Dodson signed on as Hansen’s social-media and communications director and found himself impressed with the candidate’s focus.
“The guy was always the calmest one in the room,” Dodson says. The mood and the tenor of the campaign was always one of positivity and about the improvements we could see for Sacramento.”
Voice of the gridHansen’s swearing-in was monumental—friends, family members and curious onlookers jammed into City Hall to see Hansen take his oath. Without tickets, most were relegated to watch on closed-circuit sets in the lobby as he was sworn in by a group that included Mangers and West Sacramento Mayor Christopher Cabaldon.
The Sacramento Gay Men’s Chorus sang “Go Light Your World.” Parie Wood, a local 17-year-old folk singer-songwriter, played guitar and sang the national anthem. Afterward, Hansen hosted an inaugural party at the nearby Tsakopoulos Library Galleria. Rabbi Mona Alfi delivered an invocation. Mayor Kevin Johnson made an appearance, beer and wine flowed, and a band played well into the night.
But now it’s time to put aside the pomp and circumstance and get down to the business of politics.
These days, certainly, everyone seems to want something from Hansen. One recent Saturday afternoon in January, the new councilman, dressed in a suit even for the weekend, finds himself stopped several times en route from the sidewalk to the counter at a local coffee shop. There’s the woman clutching a tiny dog who works in the business office for a local restaurant and several voters offering well-wishes. An old friend just wants to say hello.
Cabaldon calls Hansen the “voice of the grid”—and the impetus for action.
“His campaign inspired and emboldened an entirely new range of citizens who are now taking action both inside and outside of city government,” Cabaldon says.
“[These are] people who don’t care much about the arena; who don’t care about symbolic battles between the labor, council and the Metro Chamber; who couldn’t care less about the petty politics of individual personalities. They care about creating positive change and action.”
For now, Hansen says it will take at least six months to get acclimated—to get a full staff in place and figure out how the city functions. His four-year goals reflect his campaign platform: a venture fund for new entrepreneurs, jobs, sustainable development; paving the way for more arts and entertainment; making the city more walkable—to-do list items that, he notes, don’t seem particularly glamorous.
“Everybody wants something, everyone has an agenda, everybody wants this pursuit of something ideological—but there’s nothing ideological about a stop sign.”

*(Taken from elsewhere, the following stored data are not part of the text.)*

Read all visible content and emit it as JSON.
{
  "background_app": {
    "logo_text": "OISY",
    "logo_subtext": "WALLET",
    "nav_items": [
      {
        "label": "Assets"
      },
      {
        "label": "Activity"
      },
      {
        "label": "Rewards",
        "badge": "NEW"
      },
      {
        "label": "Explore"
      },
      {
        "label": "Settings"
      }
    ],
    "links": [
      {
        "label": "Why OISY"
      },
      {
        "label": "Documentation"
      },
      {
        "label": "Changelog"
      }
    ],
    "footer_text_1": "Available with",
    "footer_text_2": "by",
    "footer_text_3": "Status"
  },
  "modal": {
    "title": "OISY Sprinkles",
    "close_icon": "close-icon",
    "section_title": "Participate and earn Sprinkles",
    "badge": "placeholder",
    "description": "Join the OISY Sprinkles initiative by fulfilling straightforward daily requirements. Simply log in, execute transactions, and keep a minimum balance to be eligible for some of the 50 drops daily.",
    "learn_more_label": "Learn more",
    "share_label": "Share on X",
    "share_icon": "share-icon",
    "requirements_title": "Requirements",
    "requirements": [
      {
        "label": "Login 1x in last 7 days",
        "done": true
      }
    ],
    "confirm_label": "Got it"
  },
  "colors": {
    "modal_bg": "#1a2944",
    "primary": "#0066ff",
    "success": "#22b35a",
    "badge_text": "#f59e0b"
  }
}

Hansen believes it was his practical ideas for change that led to his win.
“There was a shift in power and, for the first time, Midtown had more of a voice than it did before,” he says. “I think people just wanted something with more energy.”
Are there plans for political life beyond the council? Asked the question, Hansen lets out a sigh.
“No, and I’d question the sanity of that having done this,” he says.
“There’s a lot of sacrifice involved in [public office], and I’m enjoying the chance to make the city better. … That’s what you do when you love something—you sacrifice,” he says.
Shrewd politics? Or an unwavering and truthful commitment to the here and now? Who exactly is the real Steve Hansen?
He insists the answer is found in the latter.
“Too many people use [the council] as a means to run for the Assembly or something else. But right now, this is my calling, to take the city’s untapped potential and make it what it can be.”